The Union environment ministry has been working for the past four years to create a regulatory framework to protect the country’s wetlands. In June 2008, it framed rules to protect wetlands. The draft was criticised by lawyers, environmentalists, activists and people dependent on wetlands. In December 2010, the ministry revised the rules under the Environment (Protection) Act, 1986, and called them Wetlands (Management and Conservation) Rules, 2010. Down To Earth sought comments on the rules from people involved in conserving wetlands
Towards wetland conservation
The Government of India should enact a wetland conservation act, on the lines of the Forest Conservation Act, 1980. But it should also consider the views of people dependent on wetlands. Millions of acres of village, semi-urban and urban wetlands are controlled by gram panchayats or city administrators. Most often administrators have no interest in protecting them and succumb to land sharks easily. Many times, wetlands are “inspected” during peak summer, when they have no water, and allocated to land sharks as wastelands.
India is a signatory to the Ramsar Convention which slots irrigated agricultural lands, and canals under wetlands. But the wetlands conservation rules, 2010, does not have river canals paddy fields and the coastal wetlands in their ambit. Paddy fields are under water for more than six months and in certain areas like Kerala they are under water throughout the year. So paddy fields should not be excluded from wetland conservation. Not conserving these fields will seriously affect food security and groundwater sources. Tamil Nadu, for example, has lost about 600,000 hectare of paddy fields after Independence.
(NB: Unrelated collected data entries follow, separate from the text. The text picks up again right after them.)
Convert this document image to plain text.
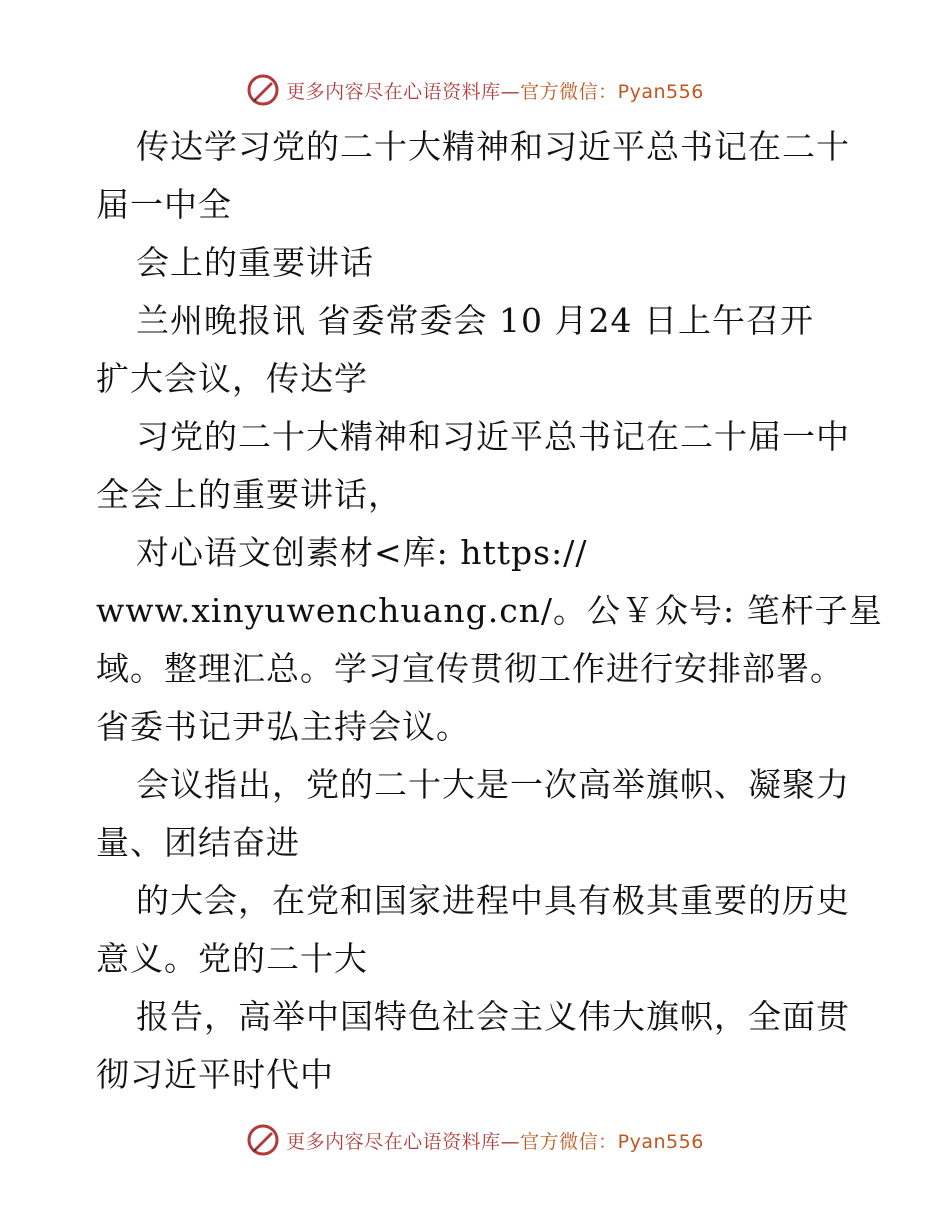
更多内容尽在心语资料库—官方微信：Pyan556
传达学习党的二十大精神和习近平总书记在二十
届一中全
会上的重要讲话
兰州晚报讯 省委常委会 10 月24 日上午召开
扩大会议，传达学
习党的二十大精神和习近平总书记在二十届一中
全会上的重要讲话，
对心语文创素材<库: https://
www.xinyuwenchuang.cn/。公￥众号: 笔杆子星
域。整理汇总。学习宣传贯彻工作进行安排部署。
省委书记尹弘主持会议。
会议指出，党的二十大是一次高举旗帜、凝聚力
量、团结奋进
的大会，在党和国家进程中具有极其重要的历史
意义。党的二十大
报告，高举中国特色社会主义伟大旗帜，全面贯
彻习近平时代中
更多内容尽在心语资料库—官方微信：Pyan556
The framers of the rules have no idea of small ponds in the country, both in urban and rural areas. The draft rules do not have the term “pond” , though they do use a roughly similar term, “tank”. They are not sensitive to the way ponds and tanks are managed. For example, the rules do not permit “construction except boat jetties within 50 metres from mean high flood level of water bodies”. But thousands of small ponds have bathing stairs(ghats) and bathing facilities within this restricted area. Area surrounding ponds are also places for recreation. Will such recreation be banned? There are heritage structures like temples, mosques near ponds which require maintenance and development. If the draft rules become an act, these activities will be illegal.
The rules mandate “prior approval from state for aquaculture and horticulture”. Most ponds and tanks are used for aquaculture and the earnings from these activities are the only source of financing maintenance.
The forest conservation law recognises only certain categories of forests as worthy of conservation. If a stakeholder or an environmentalist wants legal protection for a forest not in the list, then he or she has to file a public interest litigation in courts. We might face similar situation with respect to wetlands, if the draft rules become an act. People might have to take help of the court if they need legal protection to save wetlands not listed.
Today, the government controls all wetlands in the country. The involvement of society is almost minimal. The government ought to become a facilitator‚ while society should become caretaker of wetlands. Significant decisions pertaining to the conservation and welfare of wetlands should be initiated by the end-users of water bodies. Their suggestions should provide guidelines for decision-makers in higher levels of government. I fear the wetlands rules are a subterfuge to regularise encroachments on shrunken wetlands. The rules do consider “overall well being of the people”. But I believe this should be rephrased to “overall improvement of ecosystem” to preclude encroachments and construction activities on wetlands. For the same reason, the section “expedient in the public interest” should be rephrased with “expedient in the environmental interest”.